Personal information
- Nationality: British (Northern Irish)
- Born: 29 August 1900 Dromore, Northern Ireland
- Died: 21 March 1980 (aged 79) Torquay, England
- Height: 174 cm (5 ft 9 in)
- Weight: 60 kg (132 lb)

Sport
- Sport: Athletics
- Event: Long distance/marathon
- Club: Royal Air Force Shettleston Harriers/Herne Hill Harriers

Medal record
Men's athletics
Representing Great Britain
Olympics
| Silver medal – second place | 1932 Los Angeles | Marathon |
Representing England
British Empire Games
| Silver medal – second place | 1930 Hamilton | Marathon |
Representing Ireland
International Cross Country Championships
| Silver medal – second place | 1925 Dublin | Team |

= Sam Ferris =

British long-distance runner

Samuel Ferris (29 August 1900 – 21 March 1980) was a British and Northern Irish long-distance running athlete who competed mainly in the marathon and competed at the 1932 Summer Olympics.

== Career ==
Ferris was born in Magherabeg, near Dromore, County Down in Northern Ireland.

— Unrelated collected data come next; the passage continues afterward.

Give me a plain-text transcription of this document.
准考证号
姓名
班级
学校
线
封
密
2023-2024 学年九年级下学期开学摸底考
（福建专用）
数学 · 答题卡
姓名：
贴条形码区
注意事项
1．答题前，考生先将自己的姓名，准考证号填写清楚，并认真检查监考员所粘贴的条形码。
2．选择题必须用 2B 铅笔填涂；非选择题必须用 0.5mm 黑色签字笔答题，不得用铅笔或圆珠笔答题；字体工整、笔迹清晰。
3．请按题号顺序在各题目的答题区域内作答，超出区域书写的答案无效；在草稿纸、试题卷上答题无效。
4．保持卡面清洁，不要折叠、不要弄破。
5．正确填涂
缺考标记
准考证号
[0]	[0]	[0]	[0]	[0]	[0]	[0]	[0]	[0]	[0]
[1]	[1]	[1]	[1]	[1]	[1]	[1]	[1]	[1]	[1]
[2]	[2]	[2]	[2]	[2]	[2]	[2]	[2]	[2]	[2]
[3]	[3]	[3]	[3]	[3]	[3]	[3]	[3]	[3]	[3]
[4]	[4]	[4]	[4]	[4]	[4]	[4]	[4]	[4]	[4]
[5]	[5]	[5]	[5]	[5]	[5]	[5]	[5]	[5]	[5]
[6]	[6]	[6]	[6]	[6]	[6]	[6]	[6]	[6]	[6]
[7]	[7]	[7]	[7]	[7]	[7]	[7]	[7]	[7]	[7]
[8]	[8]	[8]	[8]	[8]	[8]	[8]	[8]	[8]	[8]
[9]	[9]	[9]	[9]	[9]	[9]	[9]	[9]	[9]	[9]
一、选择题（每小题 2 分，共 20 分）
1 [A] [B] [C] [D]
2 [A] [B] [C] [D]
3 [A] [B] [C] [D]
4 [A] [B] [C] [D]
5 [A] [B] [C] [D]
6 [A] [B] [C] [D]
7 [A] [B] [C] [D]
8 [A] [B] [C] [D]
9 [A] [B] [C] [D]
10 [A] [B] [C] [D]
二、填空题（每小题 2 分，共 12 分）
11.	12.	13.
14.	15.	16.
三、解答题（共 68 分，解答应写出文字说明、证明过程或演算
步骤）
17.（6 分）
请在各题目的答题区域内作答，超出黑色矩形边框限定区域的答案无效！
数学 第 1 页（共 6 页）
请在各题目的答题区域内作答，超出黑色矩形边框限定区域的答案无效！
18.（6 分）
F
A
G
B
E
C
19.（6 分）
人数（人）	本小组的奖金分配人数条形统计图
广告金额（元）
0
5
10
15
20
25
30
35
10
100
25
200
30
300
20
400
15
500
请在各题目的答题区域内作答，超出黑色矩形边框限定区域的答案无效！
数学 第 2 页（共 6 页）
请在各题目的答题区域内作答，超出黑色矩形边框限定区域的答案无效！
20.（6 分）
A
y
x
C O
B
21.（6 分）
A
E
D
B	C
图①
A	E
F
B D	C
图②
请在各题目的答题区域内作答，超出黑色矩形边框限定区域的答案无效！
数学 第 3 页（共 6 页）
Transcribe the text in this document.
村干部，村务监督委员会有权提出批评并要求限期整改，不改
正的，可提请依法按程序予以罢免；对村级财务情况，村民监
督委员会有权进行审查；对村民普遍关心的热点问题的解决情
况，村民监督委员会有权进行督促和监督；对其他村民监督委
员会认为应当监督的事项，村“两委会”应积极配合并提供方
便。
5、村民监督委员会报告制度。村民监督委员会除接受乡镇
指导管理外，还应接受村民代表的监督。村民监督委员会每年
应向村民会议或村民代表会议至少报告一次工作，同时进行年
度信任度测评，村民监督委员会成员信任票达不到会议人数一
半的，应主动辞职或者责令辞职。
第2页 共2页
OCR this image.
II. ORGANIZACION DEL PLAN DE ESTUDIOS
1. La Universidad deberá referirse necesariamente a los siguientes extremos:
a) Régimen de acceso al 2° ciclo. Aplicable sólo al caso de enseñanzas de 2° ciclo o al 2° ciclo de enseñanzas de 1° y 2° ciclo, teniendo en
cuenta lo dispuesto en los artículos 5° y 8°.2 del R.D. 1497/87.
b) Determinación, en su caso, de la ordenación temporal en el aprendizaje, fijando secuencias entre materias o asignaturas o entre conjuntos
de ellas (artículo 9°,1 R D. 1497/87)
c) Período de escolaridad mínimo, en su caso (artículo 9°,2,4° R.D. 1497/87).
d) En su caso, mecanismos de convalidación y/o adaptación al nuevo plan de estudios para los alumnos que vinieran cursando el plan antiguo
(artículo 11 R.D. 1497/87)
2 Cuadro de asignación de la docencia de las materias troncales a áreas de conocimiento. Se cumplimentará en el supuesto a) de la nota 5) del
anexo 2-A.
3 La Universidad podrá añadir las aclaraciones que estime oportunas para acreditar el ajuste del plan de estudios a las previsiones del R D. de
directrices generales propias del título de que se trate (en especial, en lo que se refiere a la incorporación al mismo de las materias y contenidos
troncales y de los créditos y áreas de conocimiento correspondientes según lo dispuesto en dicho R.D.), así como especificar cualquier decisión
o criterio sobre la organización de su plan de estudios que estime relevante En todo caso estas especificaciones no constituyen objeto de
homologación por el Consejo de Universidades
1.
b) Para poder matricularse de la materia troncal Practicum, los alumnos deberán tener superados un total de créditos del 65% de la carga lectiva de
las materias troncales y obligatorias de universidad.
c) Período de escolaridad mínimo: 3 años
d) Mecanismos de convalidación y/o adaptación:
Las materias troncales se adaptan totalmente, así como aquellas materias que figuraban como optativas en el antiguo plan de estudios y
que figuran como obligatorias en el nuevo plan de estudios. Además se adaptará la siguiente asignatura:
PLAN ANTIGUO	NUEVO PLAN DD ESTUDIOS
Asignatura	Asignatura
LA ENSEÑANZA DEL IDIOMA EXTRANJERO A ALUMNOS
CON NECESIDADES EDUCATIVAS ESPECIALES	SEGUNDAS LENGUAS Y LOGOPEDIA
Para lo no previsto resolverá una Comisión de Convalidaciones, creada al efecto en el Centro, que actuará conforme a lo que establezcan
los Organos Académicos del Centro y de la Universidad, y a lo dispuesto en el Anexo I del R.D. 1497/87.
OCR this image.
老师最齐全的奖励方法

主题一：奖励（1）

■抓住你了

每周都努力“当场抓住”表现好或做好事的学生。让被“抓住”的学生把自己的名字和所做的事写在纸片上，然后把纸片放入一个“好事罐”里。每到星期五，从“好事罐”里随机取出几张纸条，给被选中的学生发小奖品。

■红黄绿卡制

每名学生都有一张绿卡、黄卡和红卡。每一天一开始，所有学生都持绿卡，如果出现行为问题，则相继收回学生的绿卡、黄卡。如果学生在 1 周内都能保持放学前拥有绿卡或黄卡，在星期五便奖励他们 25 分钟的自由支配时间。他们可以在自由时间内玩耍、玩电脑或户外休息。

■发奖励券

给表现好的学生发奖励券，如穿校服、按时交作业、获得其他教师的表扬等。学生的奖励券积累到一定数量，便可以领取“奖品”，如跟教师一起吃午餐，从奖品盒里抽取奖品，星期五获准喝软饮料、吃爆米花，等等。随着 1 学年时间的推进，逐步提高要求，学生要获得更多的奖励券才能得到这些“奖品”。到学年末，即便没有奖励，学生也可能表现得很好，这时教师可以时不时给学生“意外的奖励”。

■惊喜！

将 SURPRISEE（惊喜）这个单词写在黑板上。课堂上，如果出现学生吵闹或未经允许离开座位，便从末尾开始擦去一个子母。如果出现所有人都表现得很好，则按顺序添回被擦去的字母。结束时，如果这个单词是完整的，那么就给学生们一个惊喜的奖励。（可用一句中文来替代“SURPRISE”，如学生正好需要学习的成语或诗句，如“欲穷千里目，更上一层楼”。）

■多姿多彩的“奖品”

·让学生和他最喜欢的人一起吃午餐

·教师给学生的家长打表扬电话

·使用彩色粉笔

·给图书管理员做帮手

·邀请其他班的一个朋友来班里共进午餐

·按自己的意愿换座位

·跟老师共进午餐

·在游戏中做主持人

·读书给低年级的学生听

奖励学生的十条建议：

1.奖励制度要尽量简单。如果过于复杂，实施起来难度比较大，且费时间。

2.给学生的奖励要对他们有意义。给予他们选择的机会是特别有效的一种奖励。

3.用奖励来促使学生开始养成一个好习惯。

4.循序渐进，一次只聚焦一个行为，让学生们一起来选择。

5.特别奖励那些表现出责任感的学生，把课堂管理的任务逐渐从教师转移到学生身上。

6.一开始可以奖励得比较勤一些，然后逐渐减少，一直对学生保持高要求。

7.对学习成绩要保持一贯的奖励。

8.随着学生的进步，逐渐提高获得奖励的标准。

Ferris became the national marathon champion after winning the British AAA Championships title at the 1925 AAA Championships. He successfully retained his title at both the 1926 AAA Championships and the 1927 AAA Championships.

He won a silver medal for Great Britain in the marathon at the 1932 Olympic Games.

He served as the second president of the then recently formed UK Road Runners Club during 1954.